Sus lugares de enseñanza fueron derruidos
Los frailes dominicos en Haití trabajaban en el servicio de formación teológica en el Gran Seminario, en el CIFOR (Centro de estudios teológicos para los religiosos y religiosas de Haití) y en OCA (Oficina de Catequesis de la Arquidiócesis), además de otros lugares. «El Sismo del 12 de enero volvió imposible la continuación de los cursos. La capellanía de la universidad, donde un fraile dominico ejerce su ministerio, fue también destruida.» El padre Rivero refiere en otras frases la devastación que cubrió Puerto Príncipe, particularmente los suburbios, donde una casa caía sobre otra como «un castillo de naipes». No obstante las murallas al interior de esos religiosos corazones se mantenían en pie, y están sirviendo de cimientos para la reconstrucción del país. «Nosotros acompañamos a las personas en sus sufrimientos: duelo, enfermedad, amputaciones… Nosotros proponemos también el establecimiento de tiempos de oración en los Equipos del Rosario, [seguimos ofreciendo] formación… La fe tiene necesidad del alimento de la Palabra de Dios y de los sacramentos para no caer en la desesperación. Aquellos que pierden la esperanza sucumben a menudo a la tentación de la violencia.» Un bello testimonio de la eficacia de la espiritualidad para el mantenimiento del orden social: La acción evangelizadora y formativa de los religiosos es generadora de paz. Su ausencia puede ser preludio de la violencia.
«Hoy en día los terrenos de las escuelas [muchas de ellas católicas] se han convertido en campo de refugiados», cuenta el religioso. «Las familias que han perdido sus casas se ha reagrupado cerca de las escuelas para hacer frente al difícil cotidiano en la solidaridad y la seguridad. A falta de tiendas, la población teme la lluvia que amenaza de agravar las condiciones de vida sin higiene ni protección».
Lo mejor y lo peor del hombre
Las situaciones extremas, como la que vivió el pueblo haitiano, son la ocasión de que de lo profundo del alma humana salga el bien y también el mal: «Este drama puso a la vista lo mejor y lo peor del hombre. Cuando el terremoto, gestos magníficos de amor iluminaron las enlutadas calles de Puerto Príncipe: personas, ellas mismas heridas, se pusieron al servicio de las víctimas que gemían bajo los escombros y que al menos tenían necesidad de agua para sobrevivir. Pero infelizmente el robo y la violencia asolaron también el ambiente caótico del hundimiento de una gran parte de la ciudad.»
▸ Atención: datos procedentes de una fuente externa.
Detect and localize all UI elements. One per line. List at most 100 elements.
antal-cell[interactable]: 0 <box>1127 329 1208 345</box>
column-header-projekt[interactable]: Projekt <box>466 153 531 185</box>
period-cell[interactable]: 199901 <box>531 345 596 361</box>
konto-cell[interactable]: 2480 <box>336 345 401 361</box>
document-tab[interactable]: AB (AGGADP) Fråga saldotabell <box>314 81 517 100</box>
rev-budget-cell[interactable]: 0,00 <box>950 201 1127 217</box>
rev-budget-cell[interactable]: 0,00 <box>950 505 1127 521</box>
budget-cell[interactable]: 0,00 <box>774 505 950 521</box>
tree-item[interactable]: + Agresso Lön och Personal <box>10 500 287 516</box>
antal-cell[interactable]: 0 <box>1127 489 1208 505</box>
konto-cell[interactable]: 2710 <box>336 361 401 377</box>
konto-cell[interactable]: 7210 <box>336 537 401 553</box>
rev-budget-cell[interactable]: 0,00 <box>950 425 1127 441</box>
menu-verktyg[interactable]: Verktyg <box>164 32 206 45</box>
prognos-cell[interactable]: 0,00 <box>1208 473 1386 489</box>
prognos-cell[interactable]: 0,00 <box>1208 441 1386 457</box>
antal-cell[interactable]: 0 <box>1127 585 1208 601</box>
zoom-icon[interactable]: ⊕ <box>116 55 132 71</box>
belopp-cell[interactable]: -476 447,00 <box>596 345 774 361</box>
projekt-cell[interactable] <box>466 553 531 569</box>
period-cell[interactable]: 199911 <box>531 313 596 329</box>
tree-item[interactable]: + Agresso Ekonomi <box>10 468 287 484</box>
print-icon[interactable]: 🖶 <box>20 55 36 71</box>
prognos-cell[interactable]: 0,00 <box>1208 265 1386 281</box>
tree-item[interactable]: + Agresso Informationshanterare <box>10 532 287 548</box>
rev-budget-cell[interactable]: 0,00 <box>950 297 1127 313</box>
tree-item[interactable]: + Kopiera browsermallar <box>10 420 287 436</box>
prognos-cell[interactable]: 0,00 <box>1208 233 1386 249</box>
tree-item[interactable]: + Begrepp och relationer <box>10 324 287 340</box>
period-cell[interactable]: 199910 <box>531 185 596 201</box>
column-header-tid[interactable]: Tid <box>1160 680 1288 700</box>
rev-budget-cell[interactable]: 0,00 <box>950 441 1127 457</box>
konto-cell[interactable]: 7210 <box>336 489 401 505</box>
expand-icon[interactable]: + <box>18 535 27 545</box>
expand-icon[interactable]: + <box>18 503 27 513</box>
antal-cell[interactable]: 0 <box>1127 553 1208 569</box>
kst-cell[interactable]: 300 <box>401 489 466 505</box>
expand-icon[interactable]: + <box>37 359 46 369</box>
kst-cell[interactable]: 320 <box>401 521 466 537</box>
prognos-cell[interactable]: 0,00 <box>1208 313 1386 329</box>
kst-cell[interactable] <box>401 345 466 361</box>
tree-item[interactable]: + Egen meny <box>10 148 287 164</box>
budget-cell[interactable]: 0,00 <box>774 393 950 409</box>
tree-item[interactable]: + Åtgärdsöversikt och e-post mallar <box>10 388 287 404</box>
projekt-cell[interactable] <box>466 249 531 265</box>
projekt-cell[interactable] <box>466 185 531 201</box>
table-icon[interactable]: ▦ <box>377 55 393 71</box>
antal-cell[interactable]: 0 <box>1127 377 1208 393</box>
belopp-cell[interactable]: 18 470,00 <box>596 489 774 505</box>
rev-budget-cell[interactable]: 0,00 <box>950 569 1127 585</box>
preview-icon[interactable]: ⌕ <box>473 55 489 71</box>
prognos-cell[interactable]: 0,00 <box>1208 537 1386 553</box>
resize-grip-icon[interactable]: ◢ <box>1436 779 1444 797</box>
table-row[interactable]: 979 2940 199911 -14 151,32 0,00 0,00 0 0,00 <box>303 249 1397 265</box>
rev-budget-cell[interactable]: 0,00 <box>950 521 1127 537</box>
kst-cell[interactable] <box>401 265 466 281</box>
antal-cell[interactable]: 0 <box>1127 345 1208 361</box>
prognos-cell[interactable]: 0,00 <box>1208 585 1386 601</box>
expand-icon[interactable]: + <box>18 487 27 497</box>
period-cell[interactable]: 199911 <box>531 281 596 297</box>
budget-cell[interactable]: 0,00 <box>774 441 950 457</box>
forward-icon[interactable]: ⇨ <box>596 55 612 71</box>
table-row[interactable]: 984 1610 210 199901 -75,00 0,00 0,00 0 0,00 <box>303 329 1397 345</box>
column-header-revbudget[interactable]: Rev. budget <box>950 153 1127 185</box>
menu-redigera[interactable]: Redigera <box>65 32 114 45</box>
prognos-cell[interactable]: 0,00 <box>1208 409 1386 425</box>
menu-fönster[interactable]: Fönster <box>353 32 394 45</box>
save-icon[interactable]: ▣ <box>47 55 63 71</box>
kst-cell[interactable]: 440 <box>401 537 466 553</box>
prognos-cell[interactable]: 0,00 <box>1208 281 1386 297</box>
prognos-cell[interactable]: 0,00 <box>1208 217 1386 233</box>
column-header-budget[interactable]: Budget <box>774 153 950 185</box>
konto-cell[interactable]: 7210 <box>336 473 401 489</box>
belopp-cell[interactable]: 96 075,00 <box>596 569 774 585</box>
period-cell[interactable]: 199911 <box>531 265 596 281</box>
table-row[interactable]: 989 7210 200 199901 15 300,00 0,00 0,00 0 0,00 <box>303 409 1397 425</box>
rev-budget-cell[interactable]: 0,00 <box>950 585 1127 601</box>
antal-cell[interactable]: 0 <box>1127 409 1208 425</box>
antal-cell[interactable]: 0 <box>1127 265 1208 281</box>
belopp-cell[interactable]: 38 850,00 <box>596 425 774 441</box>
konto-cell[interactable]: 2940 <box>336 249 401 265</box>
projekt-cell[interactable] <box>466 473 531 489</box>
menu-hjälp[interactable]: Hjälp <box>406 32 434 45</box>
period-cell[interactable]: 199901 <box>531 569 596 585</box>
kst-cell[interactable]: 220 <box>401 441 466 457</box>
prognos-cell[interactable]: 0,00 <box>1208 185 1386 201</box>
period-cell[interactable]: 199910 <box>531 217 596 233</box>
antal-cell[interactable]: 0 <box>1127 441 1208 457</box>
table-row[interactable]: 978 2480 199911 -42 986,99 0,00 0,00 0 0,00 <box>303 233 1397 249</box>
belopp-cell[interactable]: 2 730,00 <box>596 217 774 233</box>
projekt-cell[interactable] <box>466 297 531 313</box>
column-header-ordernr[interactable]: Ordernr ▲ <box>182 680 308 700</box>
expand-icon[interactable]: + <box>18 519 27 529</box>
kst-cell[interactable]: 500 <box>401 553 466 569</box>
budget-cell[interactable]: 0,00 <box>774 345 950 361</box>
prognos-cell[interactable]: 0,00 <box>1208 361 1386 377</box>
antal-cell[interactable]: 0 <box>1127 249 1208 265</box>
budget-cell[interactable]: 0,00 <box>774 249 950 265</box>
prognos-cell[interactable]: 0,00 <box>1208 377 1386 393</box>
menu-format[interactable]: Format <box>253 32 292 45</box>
Cuenta el sacerdote el caso de un religioso monfortiano que agonizaba bajo los escombros del Centro de Formación Teológica, quien se hallaba asistiendo a una conferencia dictada por una médica brasileña, que lamentablemente ya había muerto. Enviados los equipos de la Onu-Minustah a rescatar su cuerpo, escucharon ellos los quejidos del religioso, y entretanto se negaron a rescatarlo, pues no estaba eso dentro de su cometido. «Algunas horas más tarde, los amigos de ese joven consiguieron liberarlo. El sacerdote monfortiano que lo acompañó en el momento de la muerte, y que consiguió administrarle la unción de los enfermos, me hacía parte ayer de su tristeza ante tal negativa», declara el padre Rivero a su vez conmovido por el recuerdo.
Entretanto, no vence la muerte sino triunfa la esperanza. Esperanza que vemos encarnada en la dedicación generosa de los dominicos, y en las labores de las múltiples comunidades que aún en medio del dolor llevan en consuelo de Cristo a todos, encontrado su alegría en el desgastarse por su hermanos, sin quejarse, sin renunciar, tal vez a veces sintiendo un peso gigante en sus hombros, pero confiando sobre todo en la fuerza infinita que tiene su origen en la Cruz, en el Calvario.